AUBURN — The Maine Department of Labor on Wednesday released the results of a study on rooftop falls similar to that which left a Biddeford man in critical condition last week.

George Beam, 43, remained at Central Maine Medical Center in Lewiston on Wednesday, a week after he fell through a skylight while fixing a heating system on top of the Auburn Mall.

In the days after his fall, Beam was listed in critical condition at CMCC. On Wednesday, a hospital spokeswoman said no information on Beam’s condition was being released, which usually indicates that the family has asked for privacy.

According to a fundraiser page, Beam suffered head trauma and a broken neck when he fell about 20 feet to the concrete floor inside the mall. A GoFundMe page has been set up to help Beam and his family with medical costs.

“George is an amazing friend to many and a terrific person in general,” according to the GoFundMe page. “Please donate what you can to aid in his recovery and daily living expenses that he will be unable to maintain while recovering from this tragic accident. Every little bit helps. And I would also ask for your prayers at this time as well. This is going to be a long road to recovery for George.”

The Department of Labor’s report, “Roofing and Building Exterior Worker Falls in Maine 2011-2013,” focuses on fall injuries among Maine’s roofing and building exterior construction workers, factors that may have contributed to them and regulatory and enforcement efforts to reduce them.

From 2011 through 2013, four workers died as a result of falls, according to the report, while another 34 Maine workers were injured as a result of falls from roofs, falls onto roofs, and falls from ladders, scaffoldings and staging.

This report provides data on the causes of these incidents, the kinds of injuries incurred by the workers and associated Workers’ Compensation costs. It also provides information regarding federal regulations standards, enforced by the Occupational Safety and Health Administration, pertaining to fall-protection safety in the construction industry and penalties levied against employers for violations of those standards.

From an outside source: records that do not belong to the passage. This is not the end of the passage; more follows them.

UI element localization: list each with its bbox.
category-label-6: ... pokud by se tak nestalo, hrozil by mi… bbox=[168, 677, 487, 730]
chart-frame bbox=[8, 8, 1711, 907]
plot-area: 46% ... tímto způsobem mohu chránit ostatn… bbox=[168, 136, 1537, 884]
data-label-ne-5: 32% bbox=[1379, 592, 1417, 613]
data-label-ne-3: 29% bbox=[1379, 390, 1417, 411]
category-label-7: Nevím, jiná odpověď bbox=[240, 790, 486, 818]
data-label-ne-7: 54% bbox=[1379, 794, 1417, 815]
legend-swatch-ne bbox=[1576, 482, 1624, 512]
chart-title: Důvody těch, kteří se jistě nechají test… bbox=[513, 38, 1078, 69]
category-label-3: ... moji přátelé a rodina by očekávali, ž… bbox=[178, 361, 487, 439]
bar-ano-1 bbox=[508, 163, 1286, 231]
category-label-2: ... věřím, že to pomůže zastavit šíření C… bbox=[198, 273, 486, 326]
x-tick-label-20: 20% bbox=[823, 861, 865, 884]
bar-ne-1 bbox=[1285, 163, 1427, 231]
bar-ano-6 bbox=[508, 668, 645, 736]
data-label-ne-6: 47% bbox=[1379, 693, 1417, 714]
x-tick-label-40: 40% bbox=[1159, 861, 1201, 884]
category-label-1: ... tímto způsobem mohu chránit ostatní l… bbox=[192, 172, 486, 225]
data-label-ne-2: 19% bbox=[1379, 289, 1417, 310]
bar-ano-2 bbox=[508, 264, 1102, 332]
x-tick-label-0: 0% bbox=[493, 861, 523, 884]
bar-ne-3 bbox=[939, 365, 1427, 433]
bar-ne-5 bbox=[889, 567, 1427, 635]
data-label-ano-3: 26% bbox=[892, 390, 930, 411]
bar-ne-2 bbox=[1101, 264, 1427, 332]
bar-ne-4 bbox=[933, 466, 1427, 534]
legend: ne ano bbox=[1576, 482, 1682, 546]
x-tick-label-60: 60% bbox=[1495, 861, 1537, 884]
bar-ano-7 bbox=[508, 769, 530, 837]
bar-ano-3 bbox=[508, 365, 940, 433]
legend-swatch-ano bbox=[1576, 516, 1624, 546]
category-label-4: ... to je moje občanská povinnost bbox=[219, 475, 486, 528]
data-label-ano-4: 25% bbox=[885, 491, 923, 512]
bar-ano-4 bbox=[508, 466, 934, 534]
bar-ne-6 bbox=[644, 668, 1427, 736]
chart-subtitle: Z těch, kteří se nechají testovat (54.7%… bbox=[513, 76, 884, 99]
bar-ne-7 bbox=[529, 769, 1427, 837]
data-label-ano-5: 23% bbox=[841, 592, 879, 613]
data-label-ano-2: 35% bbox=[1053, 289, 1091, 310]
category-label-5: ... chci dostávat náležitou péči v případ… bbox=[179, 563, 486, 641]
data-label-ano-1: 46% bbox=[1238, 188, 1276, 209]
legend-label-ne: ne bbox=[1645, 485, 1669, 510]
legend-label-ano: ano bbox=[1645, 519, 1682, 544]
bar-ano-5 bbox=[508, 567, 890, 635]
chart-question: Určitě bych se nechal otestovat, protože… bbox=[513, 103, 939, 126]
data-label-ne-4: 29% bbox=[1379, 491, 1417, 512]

Maine Workers’ Compensation claim costs for the 34 worker injuries resulting from roof, scaffolding and ladder falls in 2011–2013 were about $1.05 million. About 75 percent of that ($762,782) was for medical and rehabilitation care and about 25 percent ($259,124) for time away from work and claim settlements. The average cost per injury claim was $30,931.

The report is available at maine.gov/labor/labor_stats/research.html.

OSHA is investigating the fall that left Beam injured. The probe is expected to last at least two weeks.

In Massachusetts, a similar fall through a store skylight left a teenager in critical condition less than a week after Beam was hurt.

The 17-year-old student was part of a crew shoveling the roof of Frugal Fannie’s clothing store in Westwood when he fell. A Westwood Fire Department spokesman said he fell about 25 feet and was flown to a Boston hospital with undisclosed injuries.